Wynd DeShaw Harris paced the room as she spoke to 20 African college students about the importance of passion, plans, and determination in bringing an entrepreneurial idea to fruition. The students listened raptly.
Then came the question, one that an American student would be unlikely to pose.
“Sometimes the government stops you,” says Patrick Obeng-Asiedu, a Ghanaian who was academic director of the program. “What do you do then? They can crush your passion, your determination.”
Harris gave them a truly American answer.
“Sometimes you have to be sneaky,” she said, crouching to underscore her point. “Fly under the radar. Don’t put everything out there right away, not until you’ve got some support.”
The students – from Senegal, Mali, Nigeria, and Côte d’Ivoire (Ivory Coast) – chuckled. Harris, an assistant professor-in-residence of marketing with the School of Business and director of the Sustainable Community Outreach and Public Engagement (SCOPE) Accelerator, had their attention.

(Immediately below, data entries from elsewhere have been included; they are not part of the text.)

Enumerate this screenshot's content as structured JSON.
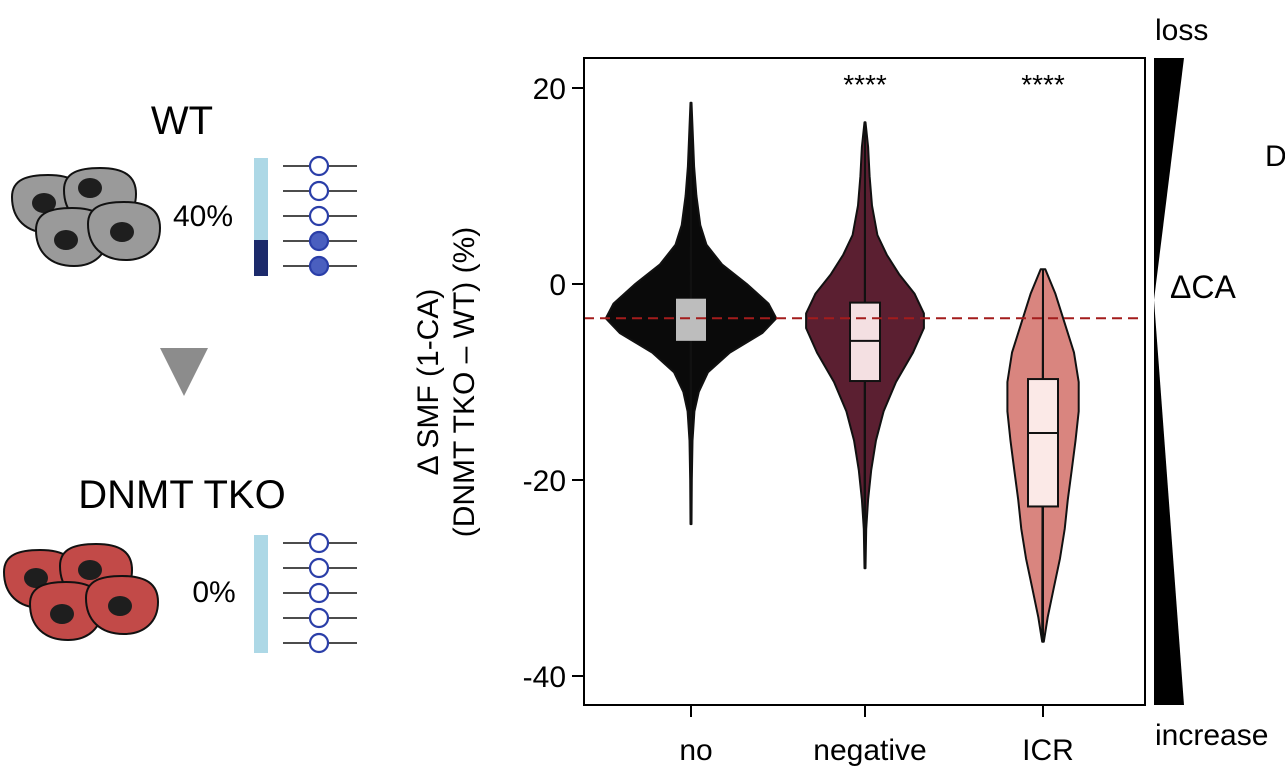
{
  "schematic": {
    "wt_label": "WT",
    "wt_percent": "40%",
    "tko_label": "DNMT TKO",
    "tko_percent": "0%",
    "colors": {
      "wt_cell": "#9a9a9a",
      "tko_cell": "#c24a48",
      "nucleus": "#1e1e1e",
      "bar_light": "#add8e6",
      "bar_dark": "#1c2a6b",
      "lollipop": "#2a3ea8",
      "lollipop_filled": "#4a5fbf",
      "arrow": "#8c8c8c"
    },
    "wt_methylated": [
      false,
      false,
      false,
      true,
      true
    ],
    "tko_methylated": [
      false,
      false,
      false,
      false,
      false
    ]
  },
  "annotations": {
    "top": "loss",
    "bottom": "increase",
    "middle": "ΔCA",
    "cut_letter": "D"
  },
  "chart_data": {
    "type": "violin",
    "ylabel_line1": "Δ SMF (1-CA)",
    "ylabel_line2": "(DNMT TKO – WT) (%)",
    "ylim": [
      -43,
      23
    ],
    "yticks": [
      -40,
      -20,
      0,
      20
    ],
    "ytick_labels": [
      "-40",
      "-20",
      "0",
      "20"
    ],
    "reference_line": -3.5,
    "reference_color": "#a31c1c",
    "categories": [
      "no",
      "negative",
      "ICR"
    ],
    "significance": [
      "",
      "****",
      "****"
    ],
    "series": [
      {
        "category": "no",
        "color": "#0a0a0a",
        "box_color": "#bdbdbd",
        "q1": -5.8,
        "median": -3.3,
        "q3": -1.5,
        "profile": [
          [
            -24.5,
            0.3
          ],
          [
            -20,
            0.5
          ],
          [
            -16,
            1.0
          ],
          [
            -13,
            2.2
          ],
          [
            -11,
            5.0
          ],
          [
            -9,
            11
          ],
          [
            -7,
            25
          ],
          [
            -5,
            46
          ],
          [
            -3.5,
            55
          ],
          [
            -2,
            50
          ],
          [
            0,
            36
          ],
          [
            2,
            20
          ],
          [
            4,
            10
          ],
          [
            6,
            6
          ],
          [
            9,
            3.5
          ],
          [
            12,
            2
          ],
          [
            15,
            1.2
          ],
          [
            18.5,
            0.3
          ]
        ]
      },
      {
        "category": "negative",
        "color": "#5b1f31",
        "box_color": "#f4e0e2",
        "q1": -9.9,
        "median": -5.8,
        "q3": -1.9,
        "profile": [
          [
            -29,
            0.3
          ],
          [
            -25,
            0.8
          ],
          [
            -22,
            2.0
          ],
          [
            -19,
            4.0
          ],
          [
            -16,
            7.0
          ],
          [
            -13,
            12
          ],
          [
            -10,
            20
          ],
          [
            -7,
            31
          ],
          [
            -4.5,
            38
          ],
          [
            -3,
            38
          ],
          [
            -1,
            32
          ],
          [
            1,
            22
          ],
          [
            3,
            14
          ],
          [
            5,
            8
          ],
          [
            8,
            4.5
          ],
          [
            11,
            3
          ],
          [
            14,
            2
          ],
          [
            16.5,
            0.3
          ]
        ]
      },
      {
        "category": "ICR",
        "color": "#d9857f",
        "box_color": "#fbe9e7",
        "q1": -22.7,
        "median": -15.2,
        "q3": -9.7,
        "profile": [
          [
            -36.5,
            0.5
          ],
          [
            -34,
            3.0
          ],
          [
            -31,
            7.0
          ],
          [
            -28,
            11
          ],
          [
            -25,
            14
          ],
          [
            -22,
            16
          ],
          [
            -19,
            18.5
          ],
          [
            -16,
            21
          ],
          [
            -13,
            23
          ],
          [
            -10,
            23
          ],
          [
            -7,
            20
          ],
          [
            -4,
            14
          ],
          [
            -1,
            8
          ],
          [
            1.5,
            1.5
          ]
        ]
      }
    ]
  }
}
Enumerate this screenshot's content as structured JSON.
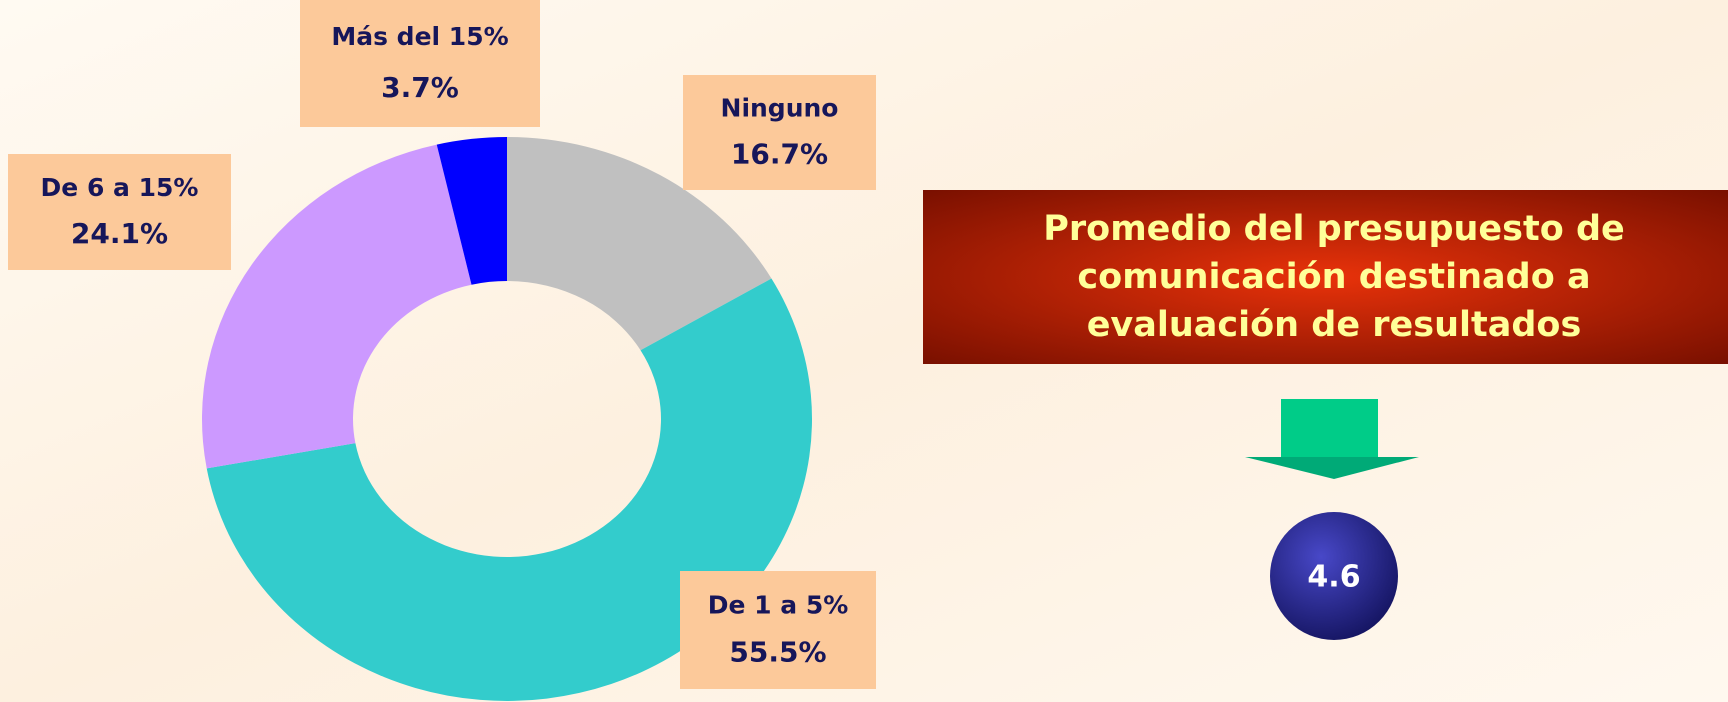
{
  "chart_data": {
    "type": "donut",
    "categories": [
      "Ninguno",
      "De 1 a 5%",
      "De 6 a 15%",
      "Más del 15%"
    ],
    "values": [
      16.7,
      55.5,
      24.1,
      3.7
    ],
    "value_labels": [
      "16.7%",
      "55.5%",
      "24.1%",
      "3.7%"
    ],
    "colors": [
      "#c0c0c0",
      "#33cccc",
      "#cc99ff",
      "#0000ff"
    ]
  },
  "callout": {
    "title": [
      "Promedio del presupuesto de",
      "comunicación destinado a",
      "evaluación de resultados"
    ],
    "value": 4.6
  }
}
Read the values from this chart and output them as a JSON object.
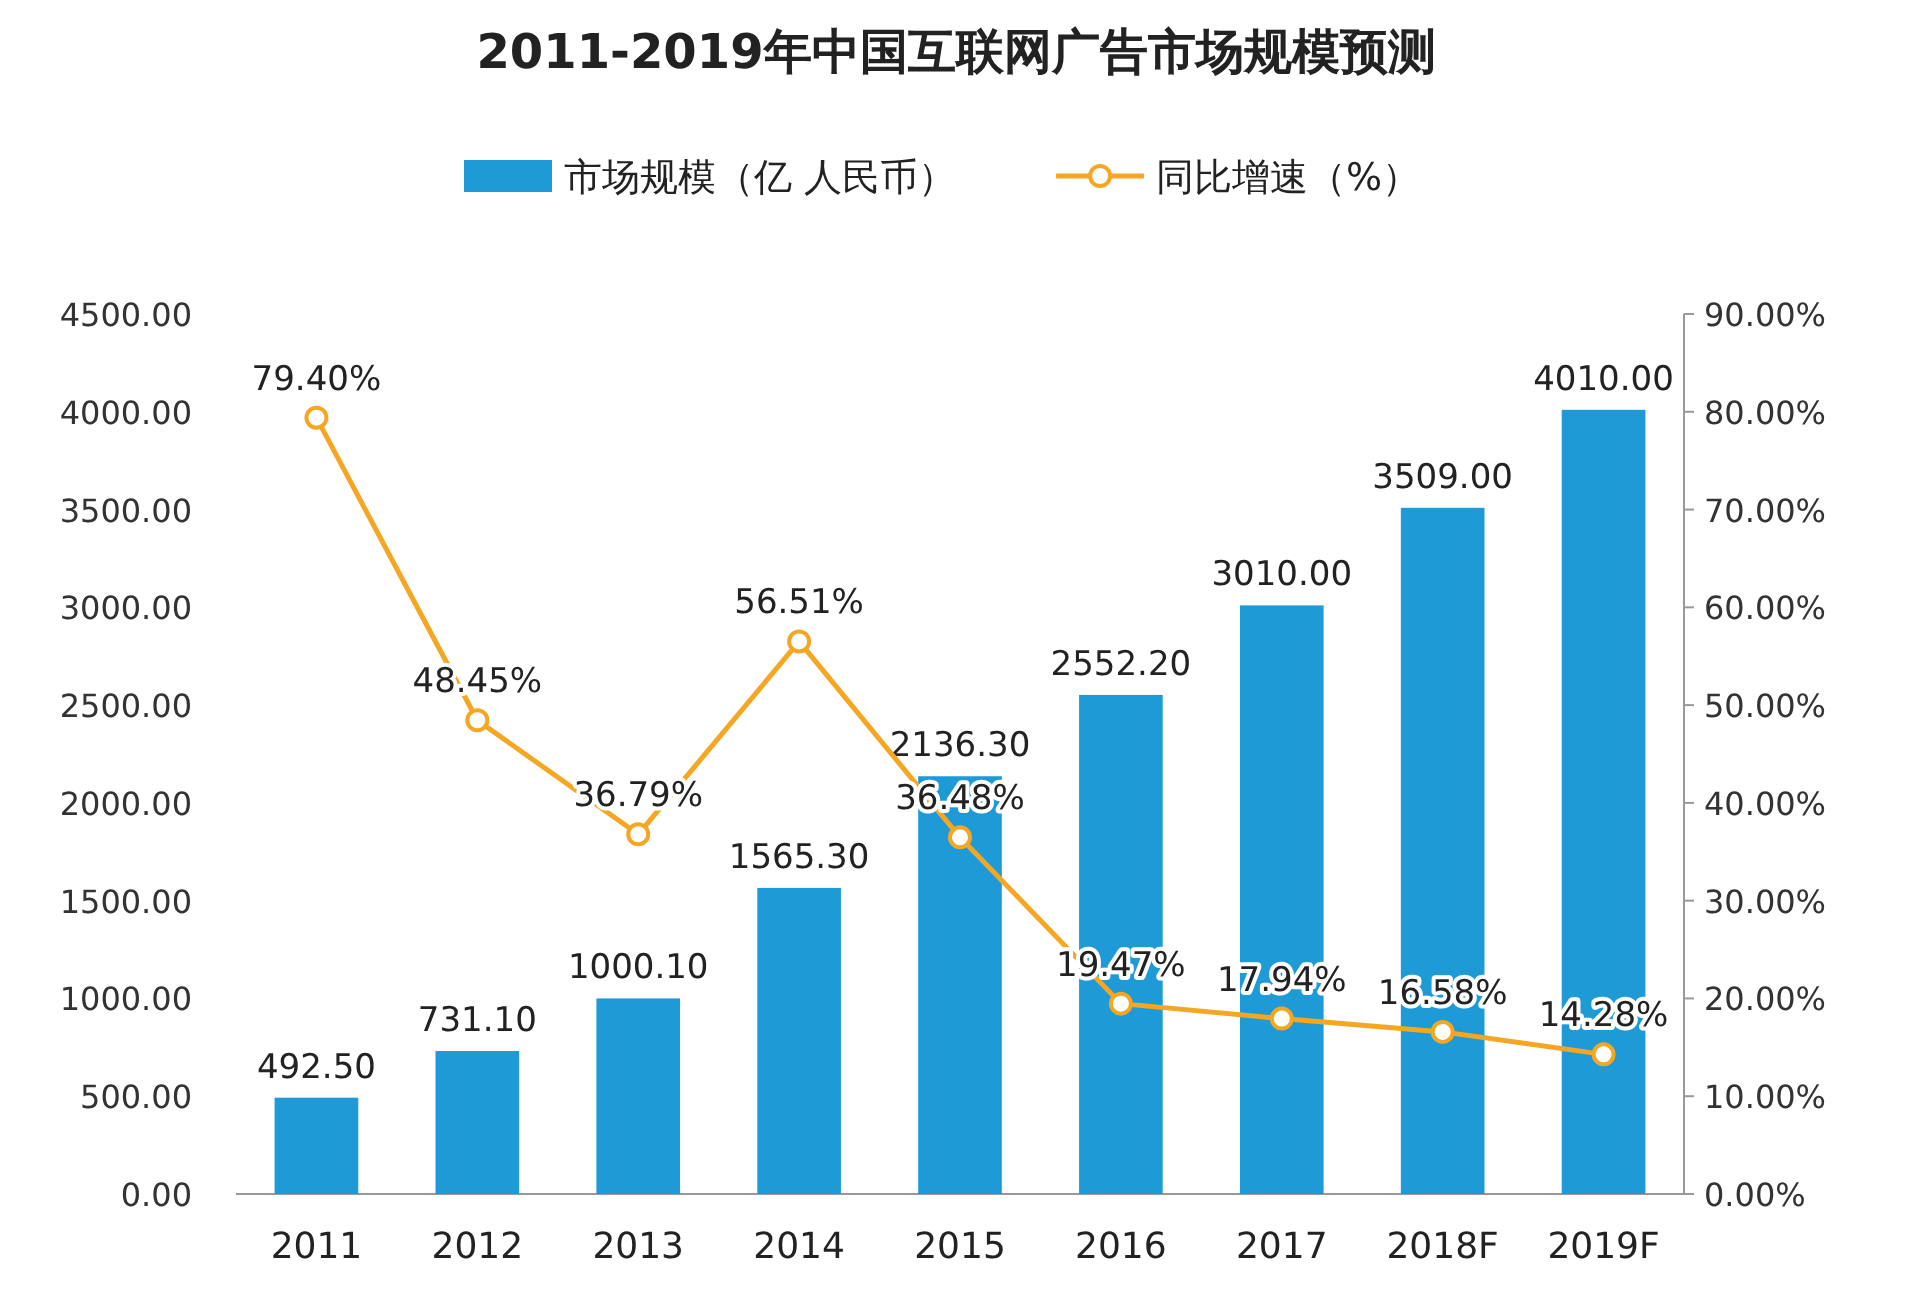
{
  "chart_data": {
    "type": "bar",
    "title": "2011-2019年中国互联网广告市场规模预测",
    "categories": [
      "2011",
      "2012",
      "2013",
      "2014",
      "2015",
      "2016",
      "2017",
      "2018F",
      "2019F"
    ],
    "series": [
      {
        "name": "市场规模（亿 人民币）",
        "color": "#1e9bd7",
        "values": [
          492.5,
          731.1,
          1000.1,
          1565.3,
          2136.3,
          2552.2,
          3010.0,
          3509.0,
          4010.0
        ],
        "value_labels": [
          "492.50",
          "731.10",
          "1000.10",
          "1565.30",
          "2136.30",
          "2552.20",
          "3010.00",
          "3509.00",
          "4010.00"
        ]
      },
      {
        "name": "同比增速（%）",
        "type": "line",
        "axis": "y2",
        "color": "#f5a623",
        "marker": "circle",
        "values": [
          79.4,
          48.45,
          36.79,
          56.51,
          36.48,
          19.47,
          17.94,
          16.58,
          14.28
        ],
        "value_labels": [
          "79.40%",
          "48.45%",
          "36.79%",
          "56.51%",
          "36.48%",
          "19.47%",
          "17.94%",
          "16.58%",
          "14.28%"
        ]
      }
    ],
    "ylim": [
      0,
      4500
    ],
    "yticks": [
      {
        "value": 0,
        "label": "0.00"
      },
      {
        "value": 500,
        "label": "500.00"
      },
      {
        "value": 1000,
        "label": "1000.00"
      },
      {
        "value": 1500,
        "label": "1500.00"
      },
      {
        "value": 2000,
        "label": "2000.00"
      },
      {
        "value": 2500,
        "label": "2500.00"
      },
      {
        "value": 3000,
        "label": "3000.00"
      },
      {
        "value": 3500,
        "label": "3500.00"
      },
      {
        "value": 4000,
        "label": "4000.00"
      },
      {
        "value": 4500,
        "label": "4500.00"
      }
    ],
    "y2lim": [
      0,
      90
    ],
    "y2ticks": [
      {
        "value": 0,
        "label": "0.00%"
      },
      {
        "value": 10,
        "label": "10.00%"
      },
      {
        "value": 20,
        "label": "20.00%"
      },
      {
        "value": 30,
        "label": "30.00%"
      },
      {
        "value": 40,
        "label": "40.00%"
      },
      {
        "value": 50,
        "label": "50.00%"
      },
      {
        "value": 60,
        "label": "60.00%"
      },
      {
        "value": 70,
        "label": "70.00%"
      },
      {
        "value": 80,
        "label": "80.00%"
      },
      {
        "value": 90,
        "label": "90.00%"
      }
    ],
    "legend": "top",
    "grid": false
  }
}
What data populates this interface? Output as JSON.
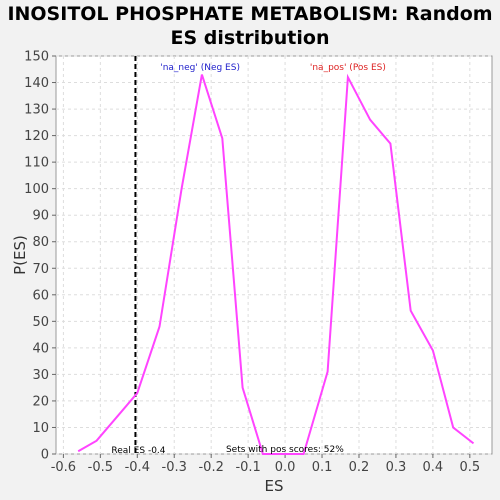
{
  "chart_data": {
    "type": "line",
    "title_line1": "INOSITOL PHOSPHATE METABOLISM: Random",
    "title_line2": "ES distribution",
    "xlabel": "ES",
    "ylabel": "P(ES)",
    "xlim": [
      -0.62,
      0.56
    ],
    "ylim": [
      0,
      150
    ],
    "xticks": [
      -0.6,
      -0.5,
      -0.4,
      -0.3,
      -0.2,
      -0.1,
      0.0,
      0.1,
      0.2,
      0.3,
      0.4,
      0.5
    ],
    "xtick_labels": [
      "-0.6",
      "-0.5",
      "-0.4",
      "-0.3",
      "-0.2",
      "-0.1",
      "0.0",
      "0.1",
      "0.2",
      "0.3",
      "0.4",
      "0.5"
    ],
    "yticks": [
      0,
      10,
      20,
      30,
      40,
      50,
      60,
      70,
      80,
      90,
      100,
      110,
      120,
      130,
      140,
      150
    ],
    "grid": true,
    "series": [
      {
        "color": "#ff44ff",
        "x": [
          -0.56,
          -0.51,
          -0.4,
          -0.34,
          -0.28,
          -0.225,
          -0.17,
          -0.115,
          -0.06,
          -0.005,
          0.05,
          0.115,
          0.17,
          0.23,
          0.285,
          0.34,
          0.4,
          0.455,
          0.51
        ],
        "y": [
          1,
          5,
          23,
          48,
          100,
          143,
          119,
          25,
          0,
          0,
          0,
          31,
          142,
          126,
          117,
          54,
          39,
          10,
          4
        ]
      }
    ],
    "annotations": {
      "neg_label": "'na_neg' (Neg ES)",
      "neg_color": "#2222cc",
      "pos_label": "'na_pos' (Pos ES)",
      "pos_color": "#dd2222",
      "real_es_label": "Real ES -0.4",
      "real_es_value": -0.405,
      "pos_scores_label": "Sets with pos scores: 52%"
    }
  }
}
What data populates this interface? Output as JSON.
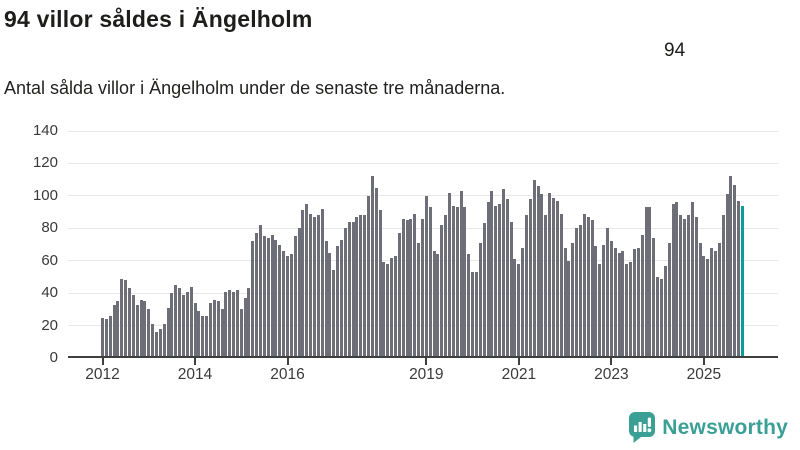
{
  "header": {
    "title": "94 villor såldes i Ängelholm",
    "subtitle": "Antal sålda villor i Ängelholm under de senaste tre månaderna."
  },
  "chart_data": {
    "type": "bar",
    "title": "94 villor såldes i Ängelholm",
    "subtitle": "Antal sålda villor i Ängelholm under de senaste tre månaderna.",
    "xlabel": "",
    "ylabel": "",
    "ylim": [
      0,
      140
    ],
    "yticks": [
      0,
      20,
      40,
      60,
      80,
      100,
      120,
      140
    ],
    "grid": true,
    "x_start_month": "2012-01",
    "x_end_month": "2025-11",
    "xticks": [
      {
        "label": "2012",
        "month": 0
      },
      {
        "label": "2014",
        "month": 24
      },
      {
        "label": "2016",
        "month": 48
      },
      {
        "label": "2019",
        "month": 84
      },
      {
        "label": "2021",
        "month": 108
      },
      {
        "label": "2023",
        "month": 132
      },
      {
        "label": "2025",
        "month": 156
      }
    ],
    "bar_color": "#6e6e78",
    "highlight_color": "#0d9c9c",
    "highlight_index": 166,
    "highlight_label": "94",
    "values": [
      25,
      24,
      26,
      33,
      35,
      49,
      48,
      43,
      39,
      33,
      36,
      35,
      30,
      21,
      16,
      18,
      21,
      31,
      40,
      45,
      43,
      39,
      41,
      44,
      34,
      29,
      26,
      26,
      34,
      36,
      35,
      30,
      41,
      42,
      41,
      42,
      30,
      37,
      43,
      72,
      77,
      82,
      75,
      74,
      76,
      73,
      70,
      66,
      63,
      64,
      75,
      80,
      91,
      95,
      89,
      87,
      88,
      92,
      72,
      65,
      54,
      69,
      73,
      80,
      84,
      84,
      87,
      88,
      88,
      100,
      112,
      105,
      91,
      59,
      58,
      62,
      63,
      77,
      86,
      85,
      86,
      89,
      71,
      86,
      100,
      93,
      66,
      64,
      82,
      88,
      102,
      94,
      93,
      103,
      93,
      64,
      53,
      53,
      71,
      83,
      96,
      103,
      94,
      95,
      104,
      98,
      84,
      61,
      58,
      68,
      88,
      98,
      110,
      106,
      101,
      88,
      102,
      99,
      97,
      89,
      68,
      60,
      71,
      80,
      82,
      89,
      87,
      85,
      69,
      58,
      70,
      80,
      72,
      68,
      65,
      66,
      58,
      59,
      67,
      68,
      76,
      93,
      93,
      74,
      50,
      49,
      57,
      71,
      95,
      96,
      88,
      86,
      88,
      96,
      87,
      71,
      63,
      61,
      68,
      66,
      71,
      88,
      101,
      112,
      107,
      97,
      94
    ]
  },
  "footer": {
    "brand": "Newsworthy",
    "brand_color": "#3aa096"
  }
}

The presentation was one of more than two dozen in which the students participated during the five-week program titled ‘The Study of the U.S. Institute.’ The program, which began in mid-July, was developed and facilitated by the Global Training and Development Institute (GTDI) at the Center for Continuing Studies.
The institute, for college student leaders from sub-Saharan Africa, is part of a broader U.S. Department of State initiative designed to promote a better understanding of the United States abroad and to help develop future world leaders. Funded by a $231,782 cooperative agreement from the U.S. Department of State, the GTDI program included the study of U.S. history, government, and society with a focus on social entrepreneurship. It culminated with student presentations about projects they plan to implement in their home communities.
“The State Department has once again recognized the GTDI’s work to foster entrepreneurship throughout Africa,” says Roy Pietro, UConn’s principal investigator for both programs. “This grant, along with the Young Entrepreneurs Program grant for Kenya awarded earlier this year, validates GTDI’s efforts in international training and development”
In addition to the educational sessions, the students were provided with experiential learning opportunities and hands-on volunteer work. They also experienced UConn’s campus life, and American culture, including visits to the Connecticut State Capitol, the Mashantucket Pequot Native American Museum and Research Center, the Harriet Beecher Stowe Center, and Mystic Seaport, and trips to Boston, New York, Philadelphia, Amish communities in Lancaster, Pa., the Gettysburg Museum and Visitor’s Center, and Washington, D.C.
They also visited Boston College’s Center for Corporate Citizenship, the General Electric Office of Corporate Citizenship, and the IBM Office of Corporate Citizenship.
On campus, they heard presentations from College of Liberal Arts and Sciences faculty, Women’s Studies, the School of Business, the Office of Community Outreach, and the Office of Student Leadership Development.
Elaine Mosakowski, executive director of SCOPE and a professor of management in the business school, joined Harris in discussing social entrepreneurship with the students.
Mosakowski walked the students through the mission of SCOPE, which trends away from normal business school practices in that it trains students not necessarily to become corporate titans but to practice social entrepreneurship and social innovation, making impact on the community an important part of their mission. SCOPE, Mosakowski explained, works to create business leaders who want to make a difference in the lives of others around them, whether they pursue careers in the public or the private sector.
“You don’t have to choose between helping people and helping a company make money,” she said. “At some point, values and ideology become more important than business plans.”
And patience, within reason, added Harris: “You have to wait your turn, but you don’t want to wait for the perfect conditions because that will never happen.”
The two business school professors also cautioned the students to start small which, Mosakowski said, allows them to take a step back, study what went right and what went wrong, and make the project better.
Starting small, however, was less of a factor than thinking big in many of the student presentations that were made as the program began to wind down.
Stephanie Yvette Koffi of Côte D’Ivoire presented a detailed plan for helping the more than 200,000 street children in the beleaguered nation, mobilizing skilled youths to train boys in electronics, masonry, and carpentry or the girls as cooks, dressmakers, and hairstylists, helping them become productive members of the community.
Cherrif Mouhamed Dai Diallo of Senegal offered a plan to help the increasing number of women in that country’s prisons, starting by advocating for better conditions in the fetid jails, then teaching them work skills and how to read and write, easing their reentry to the community.
Others will work to tackle the environmental degradation, poverty, and unemployment in Nigeria; teach people in Abidjan, the capital of Côte D’Ivoire, to recycle waste; help craftsmen and women in Senegal improve business practices and learn to market their wares within the country and internationally; and take the skills learned while at UConn to help train new entrepreneurs in Nigeria, helping decrease unemployment.
“What these young men and women learned, and the efforts they put into developing their plans and strategies, is remarkable,” said Pietro, the principal investigator for the program. “I’m excited to see their plans and goals, and can’t wait to hear how they pan out.”
Judging by their plans, though, it seems one piece of the advice they received while in Storrs isn’t going home with them – their endeavors are anything but sneaky.